Siyasette hakikatleri ve başarısızlıkları inkâr etmenin sağcısı, solcusu, muhafazakarı, liberali yoktur. Siyasetçiler gerçeği öne sürerek hakikati inkâr etmeyi sürdürebildikleri kadar sürdürmeyi kendileri için ayrıcalıklı bir yetkinlik olarak görürler. Görmekle kalmazlar partililerinin de bu ‘yetkinliği’ maharet ve başarı olarak görmelerini isterler.
Bu ideolojik bir konu değil.
Hükümet ve iktidardaki partinin yetkilileri icraattaki başarısızlığın sorumluluğunu üstlenmek istemezler. Başarının kendinden, başarısızlığın da başkasından dolayı oluştuğunun bilinmesi istenir. O başkasını da bulamazsan başarısızlığı Allah’a havale edersin. Hele partinin dogması bir de dine dayanıyorsa ne ala. Bunu yapmak çok daha kolay olur. Sırıtmazsın.
Siyasetçiler seçmenlerinden ‘ilham’ alsa gerek. Seçmenlerinin kendi günlük hayatlarında yaptıkları gibi siyasetçiler de başarısızlıkları hakkında çeşitli hikayeler yazarlar. Suçlularını ararlar, gerekirse hayali suçlular yaratırlar. Hatasız ve günahsız olduklarını kanıtlamaya çalışırlar.
Hikayeleri yazanlar kendi gerçeklerini, tüm detayları bildikleri halde o gerçekleri yok sayarlar. Uydurdukları hikayelere herkesten önce ve herkesten fazla kendileri inanırlar.
Bir noktadan sonra her anlatışları ile kendilerini hikayelerine biraz daha inandırırlar. Dinleyenler ise böyle hikayelere zaten hazır ve alışkındırlar. Hem anlattırır, anlatanla birlikte dertlenmiş gibi görünürler hem de kendi kendilerine “inanmadığımız bir hikâye daha dinledik” derler.

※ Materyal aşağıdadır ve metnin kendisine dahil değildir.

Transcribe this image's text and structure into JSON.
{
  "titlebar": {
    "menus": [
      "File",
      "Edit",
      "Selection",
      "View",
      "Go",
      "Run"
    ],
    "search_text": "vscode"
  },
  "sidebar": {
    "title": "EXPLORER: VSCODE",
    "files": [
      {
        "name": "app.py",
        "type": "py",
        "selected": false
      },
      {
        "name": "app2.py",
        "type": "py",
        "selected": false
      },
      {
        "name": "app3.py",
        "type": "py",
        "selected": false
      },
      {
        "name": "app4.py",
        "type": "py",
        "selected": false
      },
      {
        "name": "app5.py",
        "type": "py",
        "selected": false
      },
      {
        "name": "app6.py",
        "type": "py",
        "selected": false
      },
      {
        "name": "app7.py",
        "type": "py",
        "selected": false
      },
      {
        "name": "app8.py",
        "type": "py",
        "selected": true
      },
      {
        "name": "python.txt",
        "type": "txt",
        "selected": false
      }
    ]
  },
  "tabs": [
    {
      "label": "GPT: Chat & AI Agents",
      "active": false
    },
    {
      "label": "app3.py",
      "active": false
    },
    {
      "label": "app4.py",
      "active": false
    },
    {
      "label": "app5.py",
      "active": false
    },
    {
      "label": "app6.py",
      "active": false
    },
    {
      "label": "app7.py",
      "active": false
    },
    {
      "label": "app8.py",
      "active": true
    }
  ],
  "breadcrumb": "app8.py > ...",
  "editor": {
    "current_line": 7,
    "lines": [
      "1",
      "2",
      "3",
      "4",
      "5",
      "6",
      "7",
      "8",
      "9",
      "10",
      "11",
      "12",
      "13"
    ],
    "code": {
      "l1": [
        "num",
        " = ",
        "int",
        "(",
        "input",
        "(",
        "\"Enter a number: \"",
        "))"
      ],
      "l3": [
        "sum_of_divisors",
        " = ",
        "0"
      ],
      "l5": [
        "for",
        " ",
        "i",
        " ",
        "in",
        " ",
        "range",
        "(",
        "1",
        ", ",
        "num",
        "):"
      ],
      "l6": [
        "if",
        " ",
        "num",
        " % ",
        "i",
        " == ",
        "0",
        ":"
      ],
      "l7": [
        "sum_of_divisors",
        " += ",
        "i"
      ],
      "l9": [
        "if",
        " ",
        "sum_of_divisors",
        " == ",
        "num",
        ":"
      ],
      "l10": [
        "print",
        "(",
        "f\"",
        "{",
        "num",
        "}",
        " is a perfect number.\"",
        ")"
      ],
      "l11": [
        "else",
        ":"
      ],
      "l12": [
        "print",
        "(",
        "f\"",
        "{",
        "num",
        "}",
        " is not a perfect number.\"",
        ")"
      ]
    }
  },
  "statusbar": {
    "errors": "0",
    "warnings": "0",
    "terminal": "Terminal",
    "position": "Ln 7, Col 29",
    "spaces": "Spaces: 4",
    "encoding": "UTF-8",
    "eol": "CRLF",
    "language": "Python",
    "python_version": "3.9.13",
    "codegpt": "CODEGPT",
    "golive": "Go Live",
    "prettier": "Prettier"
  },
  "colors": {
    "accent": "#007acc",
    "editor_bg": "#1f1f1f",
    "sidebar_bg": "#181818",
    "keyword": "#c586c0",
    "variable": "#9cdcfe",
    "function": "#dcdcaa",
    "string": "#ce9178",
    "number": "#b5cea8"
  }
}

Siyasette de günlük hayatımızda olduğu gibi gerçekleri kabullenmek zordur. Bundan dolayı hatalarını, yaptıkları ile yapamadıklarını taşıma cesareti gösteremedikleri için inkâr ederler. İnkâr kendinden kaçanların en güçlü kurtuluş aracıdır. İnkâr eder ve başarısızlıklarından kurtulduklarını zannederler. Kendi inandıkları hikayelere başkalarının da inanacağını umut ederler.
Bu tip hikayelere parti içinde çok az kimse inanır ama genelde ulu orta bunları söyleyenlerin yüzüne vurup mahcup etmek istemezler. Bilmezler mi ki söyledikleri, yaptıkları inkarları hiç kimse açıklamasa, fark etmese bile, her söyleneni, her yaptığını gören, gerçekleri hiç eksiksiz bilen biri vardır. O da kendileridir.
Her insan az veya çok kendi hikayesine inanacak birililerini bulabilir. Saf ve iyi niyetli bazı insanları etkileyebilir. Hatta bu etkileme işini uzunca bir süre dahi sürdürebilir.
Bu etkileme ne kadar uzun sürerse, gerçekler öğrenildiğinde kandırılanın hayal kırıklığı da o kadar büyük olur. Bu duruma sebep olanlarla buna tahammül edenler oldukça değişimin ve dönüşümün olması mümkün değildir.
Geldiğimiz noktada artık anlaşılmalıdır ki siyasette en hafif yük hesap yapmadan gerçekleri söylemektir. Önümüzdeki dönemin bunun tescilleneceği dönem olabilmesi, Kıbrıs Türkünün başını inkarın ağırlığı ile eğdirmeyeceğini göstermesiyle mümkün olacaktır.
Siyaseti ve siyasetçiyi beklemeden önce toplumsal davranışlarımızda arınma şarttır. Temiz siyasete geçişin başlangıç noktası toplumsal davranışlarımızda arınmanın yaratacağı temiz toplumdur.
Siyasetteki “HIV’nin” aşısı da parti kurultaylarından itibaren önümüze her sandık geldiğinde yapacağımız siyasi tercihler olacaktır. Her vurulan aşı gibi koruyucudur. Önemini ve değerini bilelim.